A. Confidentiality Agreement Among the Parties (No Court Order is Necessary)
The parties may properly agree among themselves to limit disclosure of unfiled discovery information to certain specified persons during the litigation and not to voluntarily disseminate such information to other persons. Court approval of such an agreement or a court order is not necessary. Such an agreement may well address most of the parties’ confidentiality concerns since only a small subset of discovery is typically ever filed in the public court record or used during a court proceeding.
B. Protective Order Entered by the Court
If the parties require a protective order entered by the Court, they should file a motion (indicating whether it is agreed or opposed) and email a copy of their
proposed protective order to the Court in Microsoft Word format, as outlined in
the Court’s procedures for Submitting a Proposed Order, Agreed or Otherwise, for Electronic Entry by the Judge. The parties are directed to use the model
protective order approved by the full Court and set forth in the Local Rules: Form LR 26.2 Model Confidentiality Order. Parties may deviate from the model order, but when submitting
their proposed order to the Court’s e-mail address they must include both a
clean version of their order and a redline version showing any changes made
from the model order.
The Court’s issuance of the protective order will constitute the
determination, as required by Fed. R. Civ. P. 26(c), that good cause exists for
the issuance of the order.
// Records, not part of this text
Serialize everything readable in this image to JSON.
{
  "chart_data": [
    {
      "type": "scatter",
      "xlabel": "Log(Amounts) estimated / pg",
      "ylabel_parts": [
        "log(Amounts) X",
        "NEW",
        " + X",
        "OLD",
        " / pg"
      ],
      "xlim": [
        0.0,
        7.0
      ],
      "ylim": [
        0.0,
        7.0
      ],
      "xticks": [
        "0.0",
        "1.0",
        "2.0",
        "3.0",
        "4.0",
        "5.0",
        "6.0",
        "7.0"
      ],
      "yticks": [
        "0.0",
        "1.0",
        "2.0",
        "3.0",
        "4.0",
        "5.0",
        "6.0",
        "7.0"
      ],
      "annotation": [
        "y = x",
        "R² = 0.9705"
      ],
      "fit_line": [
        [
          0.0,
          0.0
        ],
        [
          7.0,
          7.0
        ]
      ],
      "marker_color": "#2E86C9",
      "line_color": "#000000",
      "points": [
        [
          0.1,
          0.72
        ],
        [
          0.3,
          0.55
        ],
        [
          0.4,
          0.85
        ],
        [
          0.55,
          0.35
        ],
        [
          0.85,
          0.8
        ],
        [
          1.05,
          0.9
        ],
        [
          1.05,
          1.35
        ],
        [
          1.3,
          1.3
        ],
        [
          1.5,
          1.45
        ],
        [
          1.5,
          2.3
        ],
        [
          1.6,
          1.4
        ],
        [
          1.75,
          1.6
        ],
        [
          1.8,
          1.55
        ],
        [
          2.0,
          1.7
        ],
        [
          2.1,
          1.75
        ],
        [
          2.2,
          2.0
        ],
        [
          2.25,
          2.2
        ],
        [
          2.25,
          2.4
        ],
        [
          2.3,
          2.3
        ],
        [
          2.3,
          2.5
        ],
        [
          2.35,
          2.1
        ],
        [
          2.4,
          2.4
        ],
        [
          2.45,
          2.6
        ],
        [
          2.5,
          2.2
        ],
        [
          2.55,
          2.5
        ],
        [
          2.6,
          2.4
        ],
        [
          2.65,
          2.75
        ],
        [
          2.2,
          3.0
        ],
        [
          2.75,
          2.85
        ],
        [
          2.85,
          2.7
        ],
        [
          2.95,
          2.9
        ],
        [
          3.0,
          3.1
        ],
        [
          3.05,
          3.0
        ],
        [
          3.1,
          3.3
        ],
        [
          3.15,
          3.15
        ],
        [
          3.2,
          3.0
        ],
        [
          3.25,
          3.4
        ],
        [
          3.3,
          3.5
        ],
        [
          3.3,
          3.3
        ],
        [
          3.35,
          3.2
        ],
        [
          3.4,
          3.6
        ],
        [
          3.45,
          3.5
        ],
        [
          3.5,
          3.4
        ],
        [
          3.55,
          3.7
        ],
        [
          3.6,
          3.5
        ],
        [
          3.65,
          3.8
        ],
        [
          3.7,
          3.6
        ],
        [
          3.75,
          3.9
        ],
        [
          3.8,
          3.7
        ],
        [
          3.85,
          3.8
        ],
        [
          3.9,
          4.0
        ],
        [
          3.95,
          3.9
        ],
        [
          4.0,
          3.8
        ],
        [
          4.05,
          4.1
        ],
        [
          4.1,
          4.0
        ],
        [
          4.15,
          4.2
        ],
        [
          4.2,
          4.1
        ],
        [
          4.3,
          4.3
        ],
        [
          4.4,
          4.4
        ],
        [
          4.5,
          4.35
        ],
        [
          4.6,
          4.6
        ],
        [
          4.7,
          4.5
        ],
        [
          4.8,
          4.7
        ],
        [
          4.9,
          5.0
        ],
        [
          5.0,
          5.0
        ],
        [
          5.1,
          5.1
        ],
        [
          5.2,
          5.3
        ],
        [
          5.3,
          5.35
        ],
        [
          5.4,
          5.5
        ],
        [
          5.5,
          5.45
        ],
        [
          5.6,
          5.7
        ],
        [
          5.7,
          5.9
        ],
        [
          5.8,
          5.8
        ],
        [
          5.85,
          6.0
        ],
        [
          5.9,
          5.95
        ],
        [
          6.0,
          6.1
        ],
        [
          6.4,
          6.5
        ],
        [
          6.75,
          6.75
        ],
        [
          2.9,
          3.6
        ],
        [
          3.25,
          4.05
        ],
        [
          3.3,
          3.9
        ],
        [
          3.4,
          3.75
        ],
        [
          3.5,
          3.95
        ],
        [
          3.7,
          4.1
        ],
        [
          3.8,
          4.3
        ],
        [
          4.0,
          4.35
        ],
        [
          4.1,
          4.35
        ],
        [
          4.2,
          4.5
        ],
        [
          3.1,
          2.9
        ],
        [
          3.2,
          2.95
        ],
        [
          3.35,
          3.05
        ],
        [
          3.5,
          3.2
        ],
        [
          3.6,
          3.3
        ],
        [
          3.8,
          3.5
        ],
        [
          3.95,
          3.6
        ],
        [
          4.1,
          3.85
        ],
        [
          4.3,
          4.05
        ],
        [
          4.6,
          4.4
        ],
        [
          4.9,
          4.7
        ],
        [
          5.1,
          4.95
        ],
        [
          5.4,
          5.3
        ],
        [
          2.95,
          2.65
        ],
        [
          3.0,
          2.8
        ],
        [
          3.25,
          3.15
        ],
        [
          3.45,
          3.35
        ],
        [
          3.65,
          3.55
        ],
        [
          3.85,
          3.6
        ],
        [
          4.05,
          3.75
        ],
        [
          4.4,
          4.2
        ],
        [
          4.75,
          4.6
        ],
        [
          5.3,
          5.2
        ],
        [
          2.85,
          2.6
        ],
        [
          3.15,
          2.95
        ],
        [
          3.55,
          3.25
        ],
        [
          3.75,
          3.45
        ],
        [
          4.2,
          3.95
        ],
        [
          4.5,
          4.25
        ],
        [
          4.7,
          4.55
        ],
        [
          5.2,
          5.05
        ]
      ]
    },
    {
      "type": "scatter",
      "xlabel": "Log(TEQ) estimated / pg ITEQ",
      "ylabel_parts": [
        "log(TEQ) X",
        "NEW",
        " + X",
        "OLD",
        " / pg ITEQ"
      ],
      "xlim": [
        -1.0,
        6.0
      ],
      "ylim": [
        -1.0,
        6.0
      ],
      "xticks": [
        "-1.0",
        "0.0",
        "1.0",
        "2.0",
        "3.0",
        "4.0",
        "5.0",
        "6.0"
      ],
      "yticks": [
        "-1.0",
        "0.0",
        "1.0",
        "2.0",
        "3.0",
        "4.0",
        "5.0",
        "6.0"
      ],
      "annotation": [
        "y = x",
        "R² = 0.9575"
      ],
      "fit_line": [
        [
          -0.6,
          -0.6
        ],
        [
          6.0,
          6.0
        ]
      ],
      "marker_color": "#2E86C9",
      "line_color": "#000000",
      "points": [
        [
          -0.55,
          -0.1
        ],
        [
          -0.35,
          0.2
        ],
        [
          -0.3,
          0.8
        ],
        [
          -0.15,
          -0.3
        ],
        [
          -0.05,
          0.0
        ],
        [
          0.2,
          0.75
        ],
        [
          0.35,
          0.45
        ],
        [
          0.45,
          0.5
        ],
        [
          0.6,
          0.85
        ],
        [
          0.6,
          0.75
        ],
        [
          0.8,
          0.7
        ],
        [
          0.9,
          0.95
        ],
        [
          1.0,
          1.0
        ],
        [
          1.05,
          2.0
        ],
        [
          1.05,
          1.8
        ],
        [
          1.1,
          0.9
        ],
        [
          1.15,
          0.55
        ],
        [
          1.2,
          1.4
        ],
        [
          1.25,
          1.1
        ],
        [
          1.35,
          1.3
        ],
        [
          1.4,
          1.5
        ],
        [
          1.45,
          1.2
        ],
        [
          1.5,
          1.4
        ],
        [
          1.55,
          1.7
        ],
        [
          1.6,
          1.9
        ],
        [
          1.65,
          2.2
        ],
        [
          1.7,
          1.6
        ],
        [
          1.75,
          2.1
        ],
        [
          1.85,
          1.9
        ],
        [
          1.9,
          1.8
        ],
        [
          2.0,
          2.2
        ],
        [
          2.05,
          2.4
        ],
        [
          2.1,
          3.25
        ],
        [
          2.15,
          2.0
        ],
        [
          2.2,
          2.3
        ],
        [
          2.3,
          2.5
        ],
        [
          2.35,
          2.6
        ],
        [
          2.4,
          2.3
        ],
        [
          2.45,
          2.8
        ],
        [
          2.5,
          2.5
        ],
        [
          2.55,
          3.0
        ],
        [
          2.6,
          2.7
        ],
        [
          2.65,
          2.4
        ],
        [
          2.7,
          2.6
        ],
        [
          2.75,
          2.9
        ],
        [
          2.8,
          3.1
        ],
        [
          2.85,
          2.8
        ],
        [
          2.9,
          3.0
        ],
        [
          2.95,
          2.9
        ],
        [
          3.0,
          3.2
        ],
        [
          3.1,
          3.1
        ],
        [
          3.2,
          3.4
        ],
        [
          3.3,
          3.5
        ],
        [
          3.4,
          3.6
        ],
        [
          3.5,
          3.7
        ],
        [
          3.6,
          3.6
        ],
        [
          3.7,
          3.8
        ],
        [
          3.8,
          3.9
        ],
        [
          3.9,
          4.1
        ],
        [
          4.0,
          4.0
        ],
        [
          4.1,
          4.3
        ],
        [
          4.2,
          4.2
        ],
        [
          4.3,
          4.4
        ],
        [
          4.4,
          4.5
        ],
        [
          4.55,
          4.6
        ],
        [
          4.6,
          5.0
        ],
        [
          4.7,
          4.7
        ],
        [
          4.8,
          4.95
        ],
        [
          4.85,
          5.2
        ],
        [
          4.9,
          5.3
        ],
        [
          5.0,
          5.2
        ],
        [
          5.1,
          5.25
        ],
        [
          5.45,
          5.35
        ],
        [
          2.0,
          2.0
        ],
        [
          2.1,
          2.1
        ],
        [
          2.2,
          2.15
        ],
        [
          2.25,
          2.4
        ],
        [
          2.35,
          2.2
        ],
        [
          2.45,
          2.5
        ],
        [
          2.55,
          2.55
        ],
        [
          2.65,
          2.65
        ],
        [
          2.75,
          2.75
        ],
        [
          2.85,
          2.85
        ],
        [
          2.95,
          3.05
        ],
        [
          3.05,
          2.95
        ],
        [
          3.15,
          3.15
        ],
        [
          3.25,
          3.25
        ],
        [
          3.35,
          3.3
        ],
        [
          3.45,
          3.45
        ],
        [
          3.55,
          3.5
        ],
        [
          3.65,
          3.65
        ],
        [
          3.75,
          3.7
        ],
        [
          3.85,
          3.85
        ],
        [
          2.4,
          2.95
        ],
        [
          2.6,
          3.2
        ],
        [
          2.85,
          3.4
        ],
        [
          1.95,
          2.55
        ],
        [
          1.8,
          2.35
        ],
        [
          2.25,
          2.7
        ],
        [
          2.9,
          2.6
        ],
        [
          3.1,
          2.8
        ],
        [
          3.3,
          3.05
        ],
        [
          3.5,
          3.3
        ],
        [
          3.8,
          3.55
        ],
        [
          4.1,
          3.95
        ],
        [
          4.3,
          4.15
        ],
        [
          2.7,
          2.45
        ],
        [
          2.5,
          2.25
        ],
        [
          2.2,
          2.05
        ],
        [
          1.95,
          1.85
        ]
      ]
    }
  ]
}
However, issuance of any protective order will not
be given preclusive effect as a determination of good cause for Rule 26(c)
purposes if, at a future time, a party or an interested member of the public
moves for relief from the limitations of the protective order. In the event of
such a motion, the Court will engage in an appropriate assessment of the
interest between privacy and public access to make a determination of good
cause as to the challenged document(s) in light of the facts then before the
Court. See Jepsen, Inc. v. Makita Elec. Works, Ltd., 30 F.3d 854,
859 (7th Cir. 1994).
C. Use of Medical Records
in Litigation.
The Court reminds counsel
that the Health Insurance Portability and Accountability Act of 1996 (HIPAA)
and its regulations create a procedure for obtaining authority to use medical
records in litigation, including requesting a qualified protective order. 45
C.F.R. § 164.512(e). A “qualified protective order” means an order that: (1)
prohibits the parties from using or disclosing the protected health information
for any purpose other than the litigation for which such information was
requested and (2) requires the return to the covered entity or destruction of
the protected health information (including all copies made) at the end of the
litigation. 45 C.F.R. § 164.512(e)(1)(v). See Example of a HIPAA Protective Order
D. Filing Material Under Seal
On September 27, 2012, the full Court approved an amendment to Local Rule 26.2 Restricted Documents. Please consult Local Rule 26.2 before seeking to file material under seal. With respect to documents filed electronically, that rule states that a party must (1) provisionally file the document electronically under seal; (2) file electronically at the same time a public-record version of the document with only the sealed material excluded; and (3) file a motion to seal before or simultaneously with the provisional filing and notice it for presentment promptly thereafter.
The Court will not approve the filing of entire pleadings or briefs under seal. See Pepsico, Inc.v. Redmond, 46 F.3d 29 (7th Cir. 1995) and In the Matter of Grand Jury, 983 F.2d 74 (7th Cir. 1992). If material is to be filed under seal, the motion to seal must demonstrate good cause by including a specific description of each document or category of information to be sealed and explaining why confidentiality is necessary.